All day Friday, Sept. 25, the athletes take to the surf and compete. the competitors will be judged and scored in different categories, such as whether they surf prone (laying down) or standing, are blind or near blind, and have artificial limbs or no limbs. the event will be webcast live on isasurf.org
For a bit of respite, the surfers will attend a symposium on adaptive surfing featuring speakers on Saturday, Sept. 26. rounding out the championship, the surfers will return to the Shores for competition finals and an award ceremony on Sunday, Sept. 27. Similar to the Olympics, the closing ceremony will recognize first- through third-place winners in different categories, and play the national anthem of the winner’s country.
One of the surfers representing the United States is Alana Nichols, a six-time Paralympic medalist. A longtime snowboarder, Nichols only recently added surfing to her list of competitive sports, which includes wheelchair basketball and alpine skiing.
“I’m in love with surfing,” she said. “And I think it’s incredible for the adaptive surf movement to have a competition like this, so I’m excited to be a part of it.”
After a snowboarding accident in 2002 left her paralyzed from the waist down, Nichols looked to the Paralympics to continue to feed her competitive drive. While at a U.S. Paralympic games event in Hawaii in 2014, she tried surfing. “I was looking to change my lifestyle and to heal, and when I found myself in the ocean there was something spiritual, cleansing and liberating there,” she said.
In getting to know the adaptive surf community she said she has met several war veterans that were “prescribed” a surfing lesson by their physicians for its therapeutic properties.
perhaps more than the competition itself, she said she is excited at the prospect of this competition bringing awareness to adaptive surfing. “Like most sports, especially adaptive sports, when there is a competition element, it brings more attention and awareness,” she said. “I’m excited to see what we can do from here, it should kick off and get some momentum for other adaptive surf contests.”

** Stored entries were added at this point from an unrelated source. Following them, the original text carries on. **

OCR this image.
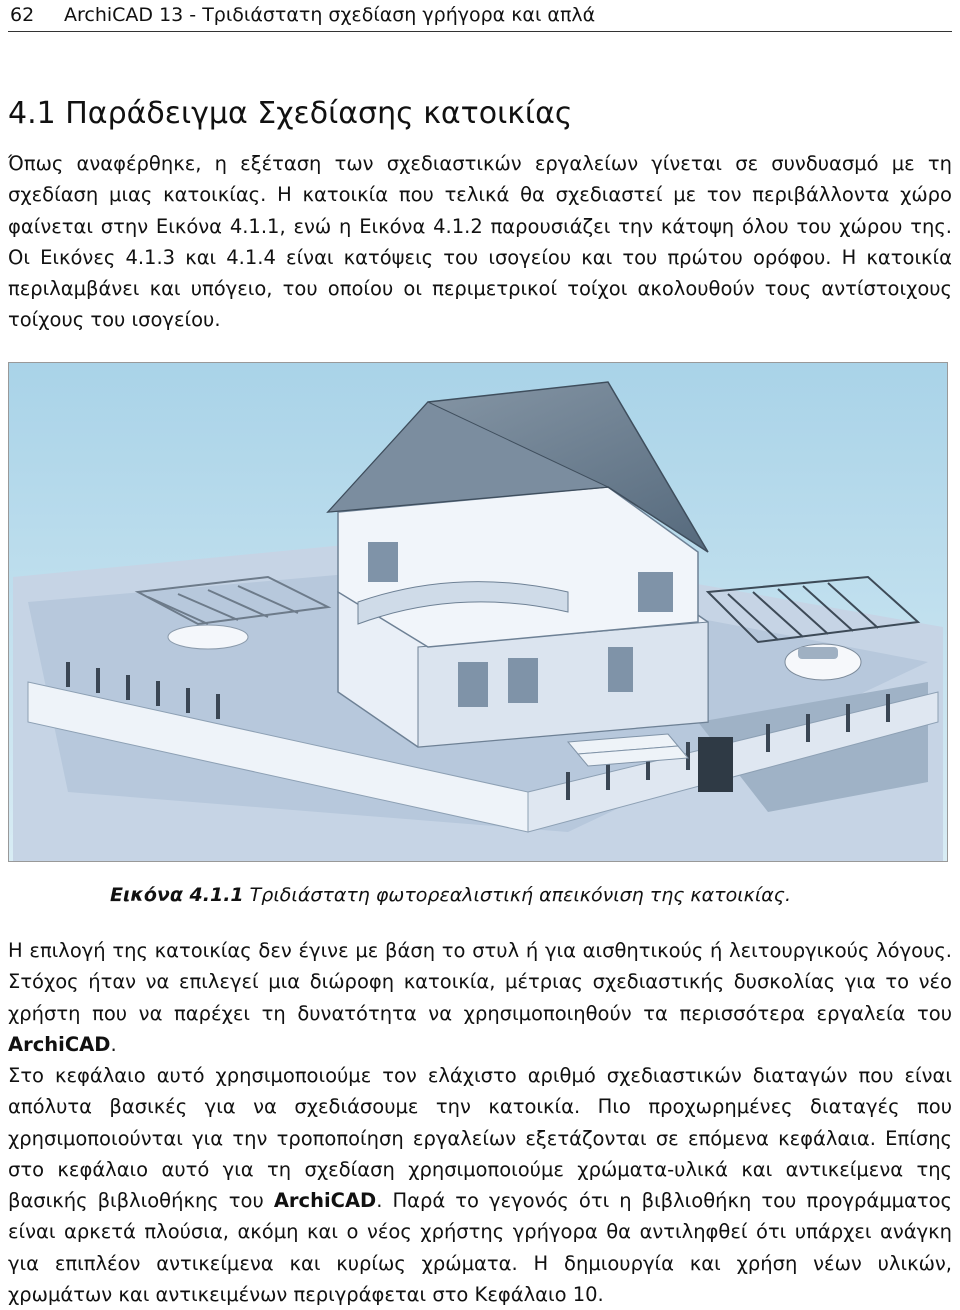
62 ArchiCAD 13 - Τριδιάστατη σχεδίαση γρήγορα και απλά
4.1 Παράδειγμα Σχεδίασης κατοικίας

Όπως αναφέρθηκε, η εξέταση των σχεδιαστικών εργαλείων γίνεται σε συνδυασμό με τη σχεδίαση μιας κατοικίας. Η κατοικία που τελικά θα σχεδιαστεί με τον περιβάλλοντα χώρο φαίνεται στην Εικόνα 4.1.1, ενώ η Εικόνα 4.1.2 παρουσιάζει την κάτοψη όλου του χώρου της. Οι Εικόνες 4.1.3 και 4.1.4 είναι κατόψεις του ισογείου και του πρώτου ορόφου. Η κατοικία περιλαμβάνει και υπόγειο, του οποίου οι περιμετρικοί τοίχοι ακολουθούν τους αντίστοιχους τοίχους του ισογείου.

Εικόνα 4.1.1 Τριδιάστατη φωτορεαλιστική απεικόνιση της κατοικίας.

Η επιλογή της κατοικίας δεν έγινε με βάση το στυλ ή για αισθητικούς ή λειτουργικούς λόγους. Στόχος ήταν να επιλεγεί μια διώροφη κατοικία, μέτριας σχεδιαστικής δυσκολίας για το νέο χρήστη που να παρέχει τη δυνατότητα να χρησιμοποιηθούν τα περισσότερα εργαλεία του ArchiCAD.

Στο κεφάλαιο αυτό χρησιμοποιούμε τον ελάχιστο αριθμό σχεδιαστικών διαταγών που είναι απόλυτα βασικές για να σχεδιάσουμε την κατοικία. Πιο προχωρημένες διαταγές που χρησιμοποιούνται για την τροποποίηση εργαλείων εξετάζονται σε επόμενα κεφάλαια. Επίσης στο κεφάλαιο αυτό για τη σχεδίαση χρησιμοποιούμε χρώματα-υλικά και αντικείμενα της βασικής βιβλιοθήκης του ArchiCAD. Παρά το γεγονός ότι η βιβλιοθήκη του προγράμματος είναι αρκετά πλούσια, ακόμη και ο νέος χρήστης γρήγορα θα αντιληφθεί ότι υπάρχει ανάγκη για επιπλέον αντικείμενα και κυρίως χρώματα. Η δημιουργία και χρήση νέων υλικών, χρωμάτων και αντικειμένων περιγράφεται στο Κεφάλαιο 10.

If Aguerre has anything to do with it, surfing and adaptive surfing will soon be seen on the worldwide stage. This summer, surfing made the cut when the list of prospective sports to be included in the 2020 Tokyo Olympics was reduced from 26 to eight, with another announcement expected in the coming months. Aguerre is a driving force behind this effort. To be considered part of the Paralympic games, a world championship must be held to give a foundation for judging, criteria and athlete selection.
ISA has 96 surf federations worldwide, and, as is the protocol for other surf contests, each of them was offered the opportunity to choose an athlete to represent them in the upcoming Adaptive Surf Championship.
“These athletes already have such inspirational stories, but to hear how their lives have been changed by surfing is amazing,” Aguerre said. “As someone who grew up in Argentina, bringing all these people to America is really something that fills me with hope, with something like this we will positively impact people around the world.”